Kamal Ahmed is a Bangladeshi journalist who serves as the consulting editor of The Daily Star. He was the chairperson the Media Reform Commission of the Interim government led by Muhammad Yunus.

== Career ==
Ahmed began his journalism career at Dainik Desh and later worked with several national and international media organisations, including The Daily Star, The Telegraph, and The Financial Express, where he served as chief sub-editor. He also contributed to the Himal Southasian. He worked at BBC World Service in London, where he served as editor of the Bengali Service and later as a senior producer. During his tenure, he produced and presented news programmes and chaired over 100 editions of BBC Bangladesh Sanglap. He moderated mayoral debates broadcast nationally in collaboration with the Bangladesh Election Commission. He worked with United Nations Radio, where he launched its first Bangla-language service and produced weekly programmes for nearly a decade.

Ahmed wrote in support of Professor Muhammad Yunus in September 2023. He blamed the Bangladesh Election Commission for holding "one sided elections" that led to the Awami league winning. He wrote about corruption by Benazir Ahmed, former Inspector General of Police, perks of members of parliament, and about United States sanctions on government officials in The Daily Star in May 2024.

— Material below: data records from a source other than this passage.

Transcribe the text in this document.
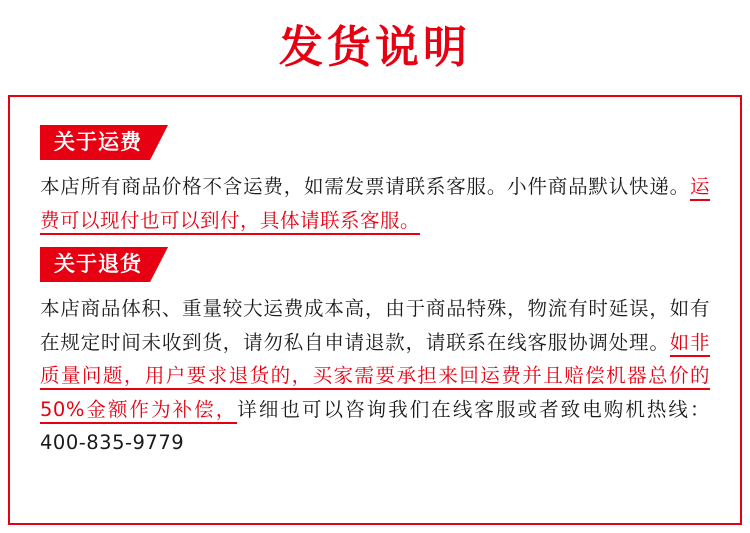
发货说明
关于运费

本店所有商品价格不含运费，如需发票请联系客服。小件商品默认快递。运费可以现付也可以到付，具体请联系客服。

关于退货

本店商品体积、重量较大运费成本高，由于商品特殊，物流有时延误，如有在规定时间未收到货，请勿私自申请退款，请联系在线客服协调处理。如非质量问题，用户要求退货的，买家需要承担来回运费并且赔偿机器总价的50%金额作为补偿，详细也可以咨询我们在线客服或者致电购机热线：400-835-9779
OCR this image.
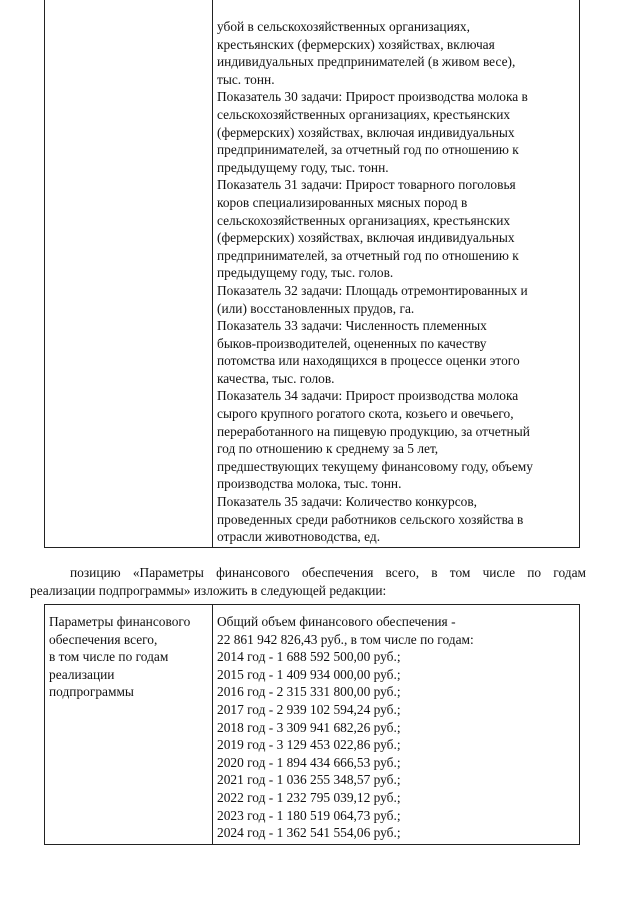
убой в сельскохозяйственных организациях,
крестьянских (фермерских) хозяйствах, включая
индивидуальных предпринимателей (в живом весе),
тыс. тонн.
Показатель 30 задачи: Прирост производства молока в
сельскохозяйственных организациях, крестьянских
(фермерских) хозяйствах, включая индивидуальных
предпринимателей, за отчетный год по отношению к
предыдущему году, тыс. тонн.
Показатель 31 задачи: Прирост товарного поголовья
коров специализированных мясных пород в
сельскохозяйственных организациях, крестьянских
(фермерских) хозяйствах, включая индивидуальных
предпринимателей, за отчетный год по отношению к
предыдущему году, тыс. голов.
Показатель 32 задачи: Площадь отремонтированных и
(или) восстановленных прудов, га.
Показатель 33 задачи: Численность племенных
быков-производителей, оцененных по качеству
потомства или находящихся в процессе оценки этого
качества, тыс. голов.
Показатель 34 задачи: Прирост производства молока
сырого крупного рогатого скота, козьего и овечьего,
переработанного на пищевую продукцию, за отчетный
год по отношению к среднему за 5 лет,
предшествующих текущему финансовому году, объему
производства молока, тыс. тонн.
Показатель 35 задачи: Количество конкурсов,
проведенных среди работников сельского хозяйства в
отрасли животноводства, ед.

позицию «Параметры финансового обеспечения всего, в том числе по годам
реализации подпрограммы» изложить в следующей редакции:

Параметры финансового
обеспечения всего,
в том числе по годам
реализации
подпрограммы
Общий объем финансового обеспечения -
22 861 942 826,43 руб., в том числе по годам:
2014 год - 1 688 592 500,00 руб.;
2015 год - 1 409 934 000,00 руб.;
2016 год - 2 315 331 800,00 руб.;
2017 год - 2 939 102 594,24 руб.;
2018 год - 3 309 941 682,26 руб.;
2019 год - 3 129 453 022,86 руб.;
2020 год - 1 894 434 666,53 руб.;
2021 год - 1 036 255 348,57 руб.;
2022 год - 1 232 795 039,12 руб.;
2023 год - 1 180 519 064,73 руб.;
2024 год - 1 362 541 554,06 руб.;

After the fall of the Sheikh Hasina-led Awami League government, Ahmed was appointed chairperson the Media Reform Commission of the Interim government led by Muhammad Yunus. The commission submitted its recommendations in March 2025 to Muhammad Yunus. In December 2025, as chief of the Media Reform Commission, he stated that none of the commission’s recommendations had been implemented, citing bureaucratic resistance and a lack of political will. Ahemd served as consulting editor of Prothom Alo before joining The Daily Star as consulting editor in September 2025.

Ahmed is a consulting editor at The Daily Star. In May 2026, speaking at a World Press Freedom Day event in Dhaka organized by UNESCO and Transparency International Bangladesh, he commented on declining media credibility in Bangladesh, attributing it to ownership influence, economic pressures, and the spread of misinformation.